I like my pasta dishes light with fresh ingredients, such as this one featuring a medley of grape tomatoes and fresh Mozzarella cheese.  Fresh Mozzarella is a delicately flavoured cheese which comes in a white ball and kept in water or brine.  Traditionally made in Southern Italy from the milk of water buffaloes, it is made with cow's milk in Australia.   They might be a little expensive to buy but you don't need much to give a pasty dish a tasty twist with their subtle tang and creamy texture.  

Serves 2


INGREDIENTS
  • 150g / 5¼oz dried fusilli pasta
  • 150g / 5¼oz fresh Mozzarella cheese, in room temperature
  • 350g / 12oz grape or cherry tomatoes, larger ones sliced in half
  • 1 French shallot, finely sliced
  • 2 garlic cloves, finely chopped
  • 2 tablespoons butter
  • 3 tablespoons extra virgin olive oil
  • ½ teaspoon sea salt
  • ¼ cup grated Parmesan cheese
  • 2 tablespoons flat-leaf parsley or basil leaves, finely chopped, for garnishing

METHOD
  1. Bring a medium saucepan of water to boil with a good pinch of salt.  Add fusilli and cook according to package directions until they are al dente (tender but firm with a little bite).
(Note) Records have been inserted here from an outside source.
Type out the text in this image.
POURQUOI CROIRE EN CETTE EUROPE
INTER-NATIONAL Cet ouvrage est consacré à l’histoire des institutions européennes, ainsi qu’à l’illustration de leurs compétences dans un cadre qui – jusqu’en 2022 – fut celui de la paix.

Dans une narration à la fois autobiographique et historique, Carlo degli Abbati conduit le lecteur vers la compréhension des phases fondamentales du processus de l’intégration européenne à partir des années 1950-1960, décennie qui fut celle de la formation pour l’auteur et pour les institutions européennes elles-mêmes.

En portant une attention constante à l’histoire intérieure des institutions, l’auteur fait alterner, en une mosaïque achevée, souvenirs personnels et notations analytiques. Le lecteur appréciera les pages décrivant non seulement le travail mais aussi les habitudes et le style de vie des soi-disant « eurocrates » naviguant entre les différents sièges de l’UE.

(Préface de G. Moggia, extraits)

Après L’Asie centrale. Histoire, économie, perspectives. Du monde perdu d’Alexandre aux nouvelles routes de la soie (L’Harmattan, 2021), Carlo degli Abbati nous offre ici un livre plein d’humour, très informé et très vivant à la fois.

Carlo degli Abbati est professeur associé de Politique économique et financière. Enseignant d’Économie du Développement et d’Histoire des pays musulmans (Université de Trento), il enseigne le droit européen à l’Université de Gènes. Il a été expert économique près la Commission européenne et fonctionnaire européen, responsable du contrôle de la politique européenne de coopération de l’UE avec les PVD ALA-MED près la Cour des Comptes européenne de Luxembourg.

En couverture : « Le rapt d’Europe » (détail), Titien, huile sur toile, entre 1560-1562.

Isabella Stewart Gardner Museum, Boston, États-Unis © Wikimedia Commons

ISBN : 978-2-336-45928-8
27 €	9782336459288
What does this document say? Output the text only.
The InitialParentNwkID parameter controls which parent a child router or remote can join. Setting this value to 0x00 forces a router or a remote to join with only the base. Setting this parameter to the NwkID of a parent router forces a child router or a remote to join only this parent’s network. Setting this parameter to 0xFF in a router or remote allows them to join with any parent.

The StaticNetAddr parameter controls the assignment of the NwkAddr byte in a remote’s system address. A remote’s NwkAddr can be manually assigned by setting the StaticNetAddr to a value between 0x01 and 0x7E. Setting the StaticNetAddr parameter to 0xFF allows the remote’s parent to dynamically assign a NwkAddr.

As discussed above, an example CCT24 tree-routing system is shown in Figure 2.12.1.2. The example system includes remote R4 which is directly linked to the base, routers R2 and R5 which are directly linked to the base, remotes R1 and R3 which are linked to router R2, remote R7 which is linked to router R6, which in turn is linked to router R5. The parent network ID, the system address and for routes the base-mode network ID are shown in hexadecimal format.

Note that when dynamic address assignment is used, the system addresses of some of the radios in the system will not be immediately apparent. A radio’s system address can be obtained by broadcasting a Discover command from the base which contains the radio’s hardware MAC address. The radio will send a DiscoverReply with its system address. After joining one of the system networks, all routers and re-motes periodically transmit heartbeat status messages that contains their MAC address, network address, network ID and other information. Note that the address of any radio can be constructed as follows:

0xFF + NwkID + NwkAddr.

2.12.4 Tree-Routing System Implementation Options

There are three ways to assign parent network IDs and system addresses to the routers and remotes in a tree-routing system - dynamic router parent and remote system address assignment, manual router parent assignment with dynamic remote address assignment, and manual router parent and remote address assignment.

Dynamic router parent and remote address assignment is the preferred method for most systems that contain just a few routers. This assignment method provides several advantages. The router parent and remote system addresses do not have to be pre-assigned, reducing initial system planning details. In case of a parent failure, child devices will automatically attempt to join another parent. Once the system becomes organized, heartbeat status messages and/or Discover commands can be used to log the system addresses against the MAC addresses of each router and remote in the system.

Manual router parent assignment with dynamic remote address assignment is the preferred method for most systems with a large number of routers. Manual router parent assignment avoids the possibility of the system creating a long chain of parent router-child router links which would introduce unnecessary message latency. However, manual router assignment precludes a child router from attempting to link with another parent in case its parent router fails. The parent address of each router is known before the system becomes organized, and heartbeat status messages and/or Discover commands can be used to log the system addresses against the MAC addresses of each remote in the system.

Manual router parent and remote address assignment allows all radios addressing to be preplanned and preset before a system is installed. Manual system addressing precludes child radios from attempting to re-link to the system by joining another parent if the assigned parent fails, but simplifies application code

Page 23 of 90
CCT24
Drain the pasta in a colander and retain ¼ cup of the cooking water. 
  2. Drain Mozzarella.  Slice or torn into bite-size chunks.  Set aside.
  3. Heat 2 tablespoons oil and butter in a medium frying pan over medium heat.  Add shallots and sauté for 1 minute until softened.  Add tomatoes, garlic and salt.  Reduce heat slightly and sauté for about 8 minutes or until the tomatoes burst and a sauce is forming.
  4. Add the pasta and the reserved cooking water to the sauce.  Give it a good toss to coat in the sauce.
  5. Sprinkle over the grated Parmesan cheese, then place the Mozzarella chunks on top of the pasta randomly.  
  6. Drizzle the remaining tablespoon of oil over the pasta.  Garnish with chopped parsley or basil. Serve warm.